Excess hospital capacity, under-used emergency facilities, and specialty equipment like respirators are often seen as profit-draining “fixed costs” by accountants (that is a confession as well as a statement of fact). Here is an easy example of what is called the fixed cost dilemma:

Imagine that you run a hospital with one “extra” high-tech ventilator to facilitate the care of critically ill patients. Its original cost was $20,000. Because of its technology, it has a useful life of only five years before it goes obsolete. And because it is a back-up machine, in some years it is used only once, and in some years never. If we have a major health emergency, however, it might be used 100 times in a short period. Here is the math question: How much should you, the hospital, charge the patient for the use of the machine?

That is a trick question, because there really is no good answer. If we are trying to recover the cost of this machine, we could justify a charge of $4000 for a once-per-year use ($20,000 divided by five), or likely much more if we need to show a profit. Alternatively, if this machine were used a lot, the price per patient could come down dramatically, to $200 or less, and you could still recover the cost of the machine.

This is that “bottom line number” world that healthcare facilities enter into when they willingly or unwillingly take on “public good” services like 24-hour emergency rooms, EMT services and disaster preparedness planning. These all have large fixed costs that must be “amortized” to recover their costs, but this is often done in very arbitrary and counter-productive ways.

If the fire department ran this way

So, think about what would happen if the fire department engaged in similar accounting practices. In this “bottom line world,” you and I would pay ZERO for fire services, unless we had a fire, in which case we would bear what is called the fully absorbed cost of that fire to the department. This cost would include not only all labor costs on that day, but also a 1/365th pro-rata share of all of the annual fixed costs of running the department, like the trucks, the firehouse, and the fire chief’s annual salary. The cost of that one fire to us would get very ugly indeed.

Or, alternatively, the fire department lets your home burn down if you don’t have a credit card handy at the scene or have not paid your annual assessment. This actually happens in some communities.

Or, for a third option, your fire insurance expands to cover the cost of the fire department in the case of this tragedy. Your premiums would obviously skyrocket and there would likely be huge “deductible” and “out-of-pocket” expenses billed to you, after a lot of dickering back and forth between the insurance company and the fire department.
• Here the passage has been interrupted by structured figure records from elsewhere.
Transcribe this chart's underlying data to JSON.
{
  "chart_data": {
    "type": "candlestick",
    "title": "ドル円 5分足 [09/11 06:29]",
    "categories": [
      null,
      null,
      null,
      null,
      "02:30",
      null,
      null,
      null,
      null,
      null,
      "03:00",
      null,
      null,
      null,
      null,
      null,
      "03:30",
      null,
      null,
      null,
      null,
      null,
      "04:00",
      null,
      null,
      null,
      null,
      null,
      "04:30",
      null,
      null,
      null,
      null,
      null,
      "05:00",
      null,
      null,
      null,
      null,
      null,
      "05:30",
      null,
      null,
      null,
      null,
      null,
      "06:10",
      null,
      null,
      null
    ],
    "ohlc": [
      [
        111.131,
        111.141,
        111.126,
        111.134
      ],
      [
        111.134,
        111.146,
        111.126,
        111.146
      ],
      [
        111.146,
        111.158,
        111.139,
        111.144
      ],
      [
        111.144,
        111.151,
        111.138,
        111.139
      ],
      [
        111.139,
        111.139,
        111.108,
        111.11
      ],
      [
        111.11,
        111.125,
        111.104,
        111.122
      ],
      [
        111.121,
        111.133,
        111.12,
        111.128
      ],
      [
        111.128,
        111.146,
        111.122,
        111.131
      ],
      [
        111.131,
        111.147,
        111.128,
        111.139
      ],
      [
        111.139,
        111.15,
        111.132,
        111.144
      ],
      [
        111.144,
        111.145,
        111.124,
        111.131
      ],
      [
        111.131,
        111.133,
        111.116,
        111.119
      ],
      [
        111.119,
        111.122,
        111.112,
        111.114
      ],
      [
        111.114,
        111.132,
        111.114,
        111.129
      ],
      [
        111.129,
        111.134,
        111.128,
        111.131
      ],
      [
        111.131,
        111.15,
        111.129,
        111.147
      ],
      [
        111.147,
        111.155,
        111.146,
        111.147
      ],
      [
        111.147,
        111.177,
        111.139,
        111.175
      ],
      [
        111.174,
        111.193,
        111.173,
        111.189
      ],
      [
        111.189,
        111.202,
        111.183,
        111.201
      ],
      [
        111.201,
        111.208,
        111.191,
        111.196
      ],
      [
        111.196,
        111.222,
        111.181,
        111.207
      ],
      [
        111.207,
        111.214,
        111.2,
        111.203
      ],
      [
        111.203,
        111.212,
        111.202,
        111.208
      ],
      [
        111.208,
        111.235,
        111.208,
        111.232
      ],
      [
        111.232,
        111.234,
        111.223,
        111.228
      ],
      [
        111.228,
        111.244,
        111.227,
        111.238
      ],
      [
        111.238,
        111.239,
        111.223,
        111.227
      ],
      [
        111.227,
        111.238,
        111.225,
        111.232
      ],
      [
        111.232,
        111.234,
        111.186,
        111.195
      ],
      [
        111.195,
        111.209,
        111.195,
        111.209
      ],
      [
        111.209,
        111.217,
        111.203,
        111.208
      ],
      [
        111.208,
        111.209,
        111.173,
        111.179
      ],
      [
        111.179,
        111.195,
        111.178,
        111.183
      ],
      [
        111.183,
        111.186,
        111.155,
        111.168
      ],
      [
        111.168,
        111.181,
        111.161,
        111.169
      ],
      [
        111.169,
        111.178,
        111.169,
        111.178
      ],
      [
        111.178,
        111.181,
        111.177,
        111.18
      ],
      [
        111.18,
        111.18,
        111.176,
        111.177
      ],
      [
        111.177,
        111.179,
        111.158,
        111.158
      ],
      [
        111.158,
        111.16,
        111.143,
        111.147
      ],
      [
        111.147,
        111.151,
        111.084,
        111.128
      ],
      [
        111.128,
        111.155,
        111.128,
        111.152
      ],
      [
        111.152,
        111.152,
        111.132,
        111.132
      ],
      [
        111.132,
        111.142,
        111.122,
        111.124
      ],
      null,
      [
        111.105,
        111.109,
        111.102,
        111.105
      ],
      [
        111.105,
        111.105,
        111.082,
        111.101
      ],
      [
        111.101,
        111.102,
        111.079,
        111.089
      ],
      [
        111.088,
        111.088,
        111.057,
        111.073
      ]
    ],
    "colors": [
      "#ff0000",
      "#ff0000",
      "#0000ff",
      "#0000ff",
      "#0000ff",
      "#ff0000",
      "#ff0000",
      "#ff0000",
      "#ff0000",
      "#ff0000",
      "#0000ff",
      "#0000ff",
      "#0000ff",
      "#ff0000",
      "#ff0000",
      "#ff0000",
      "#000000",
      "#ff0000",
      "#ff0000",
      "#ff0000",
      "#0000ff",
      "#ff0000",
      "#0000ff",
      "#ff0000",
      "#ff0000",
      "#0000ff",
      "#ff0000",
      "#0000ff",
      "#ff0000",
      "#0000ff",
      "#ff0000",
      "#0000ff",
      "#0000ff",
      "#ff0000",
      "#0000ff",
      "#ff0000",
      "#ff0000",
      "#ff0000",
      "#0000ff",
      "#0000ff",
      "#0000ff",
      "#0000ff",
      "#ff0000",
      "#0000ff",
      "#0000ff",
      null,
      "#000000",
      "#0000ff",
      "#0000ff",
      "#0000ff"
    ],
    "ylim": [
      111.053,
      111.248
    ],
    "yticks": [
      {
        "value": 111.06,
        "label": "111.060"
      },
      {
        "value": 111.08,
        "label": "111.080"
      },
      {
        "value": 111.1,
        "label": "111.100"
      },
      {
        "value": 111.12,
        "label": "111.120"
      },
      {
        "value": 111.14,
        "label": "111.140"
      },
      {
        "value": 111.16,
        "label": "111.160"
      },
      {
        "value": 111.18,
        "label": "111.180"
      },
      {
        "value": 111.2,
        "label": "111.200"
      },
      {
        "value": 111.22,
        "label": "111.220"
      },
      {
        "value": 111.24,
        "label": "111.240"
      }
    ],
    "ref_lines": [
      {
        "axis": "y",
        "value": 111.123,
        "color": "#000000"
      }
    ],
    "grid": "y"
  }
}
We typically do not run the fire department that way, and for this one very good reason: “common goods” need to be funded by “the commons.” Which is all of us.

Disaster planning for communities is too critical to be left up to private corporations trying to optimize profits. And the smart countries have found that this applies to all of healthcare as well. Healthcare is not just a “fringe benefit” reserved for those lucky enough to work for large, profitable employers. The commonweal is only as strong as the health of my weakest neighbor. Has that not now become obvious?

If we get a Democratic president in 2021, you can be sure that Republicans in Congress, who are directly responsible for the fiscal disaster of the 2017 tax reform, will insist on extreme levels of austerity, just as they did in 2009 after the economic mess they made in 2008.  This after recently handing out billions of dollars to “socialize the losses” of huge corporations who had spent those massive 2017 tax savings on stock buybacks and executive bonuses. Perhaps it is time for some “claw-back.”